The breaches included the theft of data from as many as 200,000 voter records in Illinois, officials say.
The incidents led the FBI to send a "flash alert" earlier this month to election officials nationwide, asking them to be on the lookout for any similar cyber intrusions.
One official tells NBC News that the attacks have been attributed to Russian intelligence agencies.
"This is the closest we've come to tying a recent hack to the Russian government," the official said.
That person added that "there is serious concern" that the Kremlin may be seeking to sow uncertainty in the U.S. presidential election process.
Two other officials said that U.S. intelligence agencies have not yet concluded that the Russian government is trying to do that, but they are worried about it.
They said the Russians have long conducted cyber espionage on political targets.

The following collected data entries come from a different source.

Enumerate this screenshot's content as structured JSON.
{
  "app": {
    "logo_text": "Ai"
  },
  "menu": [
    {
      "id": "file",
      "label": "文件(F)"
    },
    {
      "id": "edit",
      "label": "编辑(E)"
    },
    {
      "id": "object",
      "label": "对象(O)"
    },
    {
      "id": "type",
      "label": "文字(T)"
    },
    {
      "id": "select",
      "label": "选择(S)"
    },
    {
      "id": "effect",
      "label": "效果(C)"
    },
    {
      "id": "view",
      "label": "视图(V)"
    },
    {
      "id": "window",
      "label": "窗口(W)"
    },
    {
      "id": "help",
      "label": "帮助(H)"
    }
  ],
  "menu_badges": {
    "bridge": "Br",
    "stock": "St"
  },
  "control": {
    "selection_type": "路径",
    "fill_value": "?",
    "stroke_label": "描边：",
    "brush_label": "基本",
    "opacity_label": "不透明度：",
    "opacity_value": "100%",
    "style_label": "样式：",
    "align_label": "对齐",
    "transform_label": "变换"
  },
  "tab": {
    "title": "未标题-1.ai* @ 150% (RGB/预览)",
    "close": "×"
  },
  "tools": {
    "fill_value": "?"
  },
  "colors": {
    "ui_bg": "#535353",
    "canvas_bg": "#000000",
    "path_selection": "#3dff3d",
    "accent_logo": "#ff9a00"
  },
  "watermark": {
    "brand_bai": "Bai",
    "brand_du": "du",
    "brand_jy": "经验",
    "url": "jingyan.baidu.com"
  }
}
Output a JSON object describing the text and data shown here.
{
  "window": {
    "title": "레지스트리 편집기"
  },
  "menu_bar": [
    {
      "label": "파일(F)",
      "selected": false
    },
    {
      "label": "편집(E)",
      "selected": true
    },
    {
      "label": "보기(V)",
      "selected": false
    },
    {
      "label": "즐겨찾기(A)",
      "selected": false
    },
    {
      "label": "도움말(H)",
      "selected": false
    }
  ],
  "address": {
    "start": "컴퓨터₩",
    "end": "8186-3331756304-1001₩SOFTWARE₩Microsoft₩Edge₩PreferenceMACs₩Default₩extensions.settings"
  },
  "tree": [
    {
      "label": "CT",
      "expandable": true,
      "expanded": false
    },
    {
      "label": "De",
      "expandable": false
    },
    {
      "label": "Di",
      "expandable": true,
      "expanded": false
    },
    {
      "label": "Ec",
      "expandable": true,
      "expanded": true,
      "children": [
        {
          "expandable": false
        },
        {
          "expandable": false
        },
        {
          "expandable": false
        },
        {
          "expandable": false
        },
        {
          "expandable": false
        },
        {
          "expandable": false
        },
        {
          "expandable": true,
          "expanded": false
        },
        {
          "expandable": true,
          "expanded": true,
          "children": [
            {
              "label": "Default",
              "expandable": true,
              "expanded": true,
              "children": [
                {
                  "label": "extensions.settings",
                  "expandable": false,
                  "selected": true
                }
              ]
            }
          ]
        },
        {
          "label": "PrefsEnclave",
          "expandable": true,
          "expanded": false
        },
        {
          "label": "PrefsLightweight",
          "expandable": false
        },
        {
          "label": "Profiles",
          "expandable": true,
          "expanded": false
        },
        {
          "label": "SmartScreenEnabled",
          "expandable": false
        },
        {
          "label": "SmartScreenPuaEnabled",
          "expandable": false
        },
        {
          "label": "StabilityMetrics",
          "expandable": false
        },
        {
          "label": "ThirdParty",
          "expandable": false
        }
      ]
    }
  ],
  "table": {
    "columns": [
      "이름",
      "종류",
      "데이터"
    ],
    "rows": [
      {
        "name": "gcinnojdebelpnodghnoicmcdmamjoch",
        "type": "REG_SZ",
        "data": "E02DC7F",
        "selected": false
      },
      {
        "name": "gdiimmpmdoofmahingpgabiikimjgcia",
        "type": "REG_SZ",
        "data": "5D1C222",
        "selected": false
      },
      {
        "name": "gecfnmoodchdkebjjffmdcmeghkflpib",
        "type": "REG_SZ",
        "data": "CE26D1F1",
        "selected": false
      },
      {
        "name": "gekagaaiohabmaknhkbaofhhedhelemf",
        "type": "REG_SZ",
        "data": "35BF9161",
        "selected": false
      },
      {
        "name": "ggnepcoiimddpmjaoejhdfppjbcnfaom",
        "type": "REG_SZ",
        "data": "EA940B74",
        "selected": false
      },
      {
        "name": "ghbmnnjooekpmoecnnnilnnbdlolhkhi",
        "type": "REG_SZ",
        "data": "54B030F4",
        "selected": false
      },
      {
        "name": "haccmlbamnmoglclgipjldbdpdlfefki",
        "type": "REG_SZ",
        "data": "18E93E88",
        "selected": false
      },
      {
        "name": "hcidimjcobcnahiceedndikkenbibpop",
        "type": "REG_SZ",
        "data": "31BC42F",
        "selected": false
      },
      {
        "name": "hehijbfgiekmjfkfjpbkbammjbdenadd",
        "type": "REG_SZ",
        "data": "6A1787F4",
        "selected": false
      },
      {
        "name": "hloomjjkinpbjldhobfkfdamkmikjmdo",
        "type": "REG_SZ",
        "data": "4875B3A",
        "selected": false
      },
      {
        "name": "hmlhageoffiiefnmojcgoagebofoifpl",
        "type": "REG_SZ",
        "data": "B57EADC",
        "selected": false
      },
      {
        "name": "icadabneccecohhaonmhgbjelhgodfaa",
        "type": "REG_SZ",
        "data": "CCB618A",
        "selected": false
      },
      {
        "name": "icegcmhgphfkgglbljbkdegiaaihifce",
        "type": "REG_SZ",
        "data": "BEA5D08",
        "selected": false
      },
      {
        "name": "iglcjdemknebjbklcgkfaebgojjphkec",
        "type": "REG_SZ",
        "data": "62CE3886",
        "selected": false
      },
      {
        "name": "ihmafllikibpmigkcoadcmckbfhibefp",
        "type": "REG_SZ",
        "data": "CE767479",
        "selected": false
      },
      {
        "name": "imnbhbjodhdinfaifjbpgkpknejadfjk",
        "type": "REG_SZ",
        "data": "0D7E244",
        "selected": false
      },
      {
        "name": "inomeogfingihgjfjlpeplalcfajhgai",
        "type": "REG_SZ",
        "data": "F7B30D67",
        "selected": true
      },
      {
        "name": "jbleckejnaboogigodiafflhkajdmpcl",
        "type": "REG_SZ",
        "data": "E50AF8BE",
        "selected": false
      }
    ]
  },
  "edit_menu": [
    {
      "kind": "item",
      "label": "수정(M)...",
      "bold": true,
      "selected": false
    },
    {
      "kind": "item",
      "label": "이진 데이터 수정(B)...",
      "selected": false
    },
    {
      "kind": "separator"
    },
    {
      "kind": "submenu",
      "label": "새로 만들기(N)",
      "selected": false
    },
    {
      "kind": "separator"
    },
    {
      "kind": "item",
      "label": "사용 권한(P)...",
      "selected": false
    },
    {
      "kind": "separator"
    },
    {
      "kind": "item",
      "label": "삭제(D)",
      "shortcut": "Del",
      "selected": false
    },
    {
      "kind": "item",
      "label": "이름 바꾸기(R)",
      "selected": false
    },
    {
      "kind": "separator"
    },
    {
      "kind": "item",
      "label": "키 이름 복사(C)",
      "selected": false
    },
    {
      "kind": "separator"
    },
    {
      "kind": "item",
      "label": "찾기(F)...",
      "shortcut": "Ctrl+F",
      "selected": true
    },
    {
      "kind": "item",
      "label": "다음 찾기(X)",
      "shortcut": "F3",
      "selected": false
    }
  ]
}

The question now is whether they are moving into a covert intelligence operation designed to destabilize the U.S. political process.
The alert, first reported by Yahoo News, provided IP addresses associated with the hack attempts, though it did not mention Russia.
One of the IP addresses was involved in both breaches, the FBI alert said.
"The FBI is requesting that states contact their Board of Elections and determine if any similar activity to their logs, both inbound and outbound, has been detected," the alert said.
The bulletin does not identify the targeted states, but officials told NBC News they were Illinois and Arizona. Illinois officials said in July that they shut down their state's voter registration after a hack. State officials said Monday the hackers downloaded information on as many 200,000 people.
State officials told the Chicago Tribune they were confident no voter record had been deleted or altered.
In Arizona, officials said, hackers tried to get in using malicious software but were unsuccessful. The state took its online voter registration down for nine days, beginning in late June, after malware was discovered on a county election official's computer. But the state concluded that the system was not successfully breached.
Those incidents led Homeland Security Secretary Jeh Johnson to host a call earlier this month with state election officials to talk about cybersecurity and election infrastructure.
Johnson said DHS isn't aware of any specific cyber threat against election-related networks, but he urged officials to examine how to better secure their systems, according to a summary of the call put out by the department.
U.S. intelligence officials have previously said Russian intelligence agencies were behind hacks into the Democratic National Committee and related organizations. There has been a long running debate among intelligence analysts about what Russia is up to.
Voting systems have not been considered "critical infrastructure," by the Department of Homeland Security, so they are not subject to federal government protections.
Independent assessments have found that many state and local voting system are extremely vulnerable to hacking.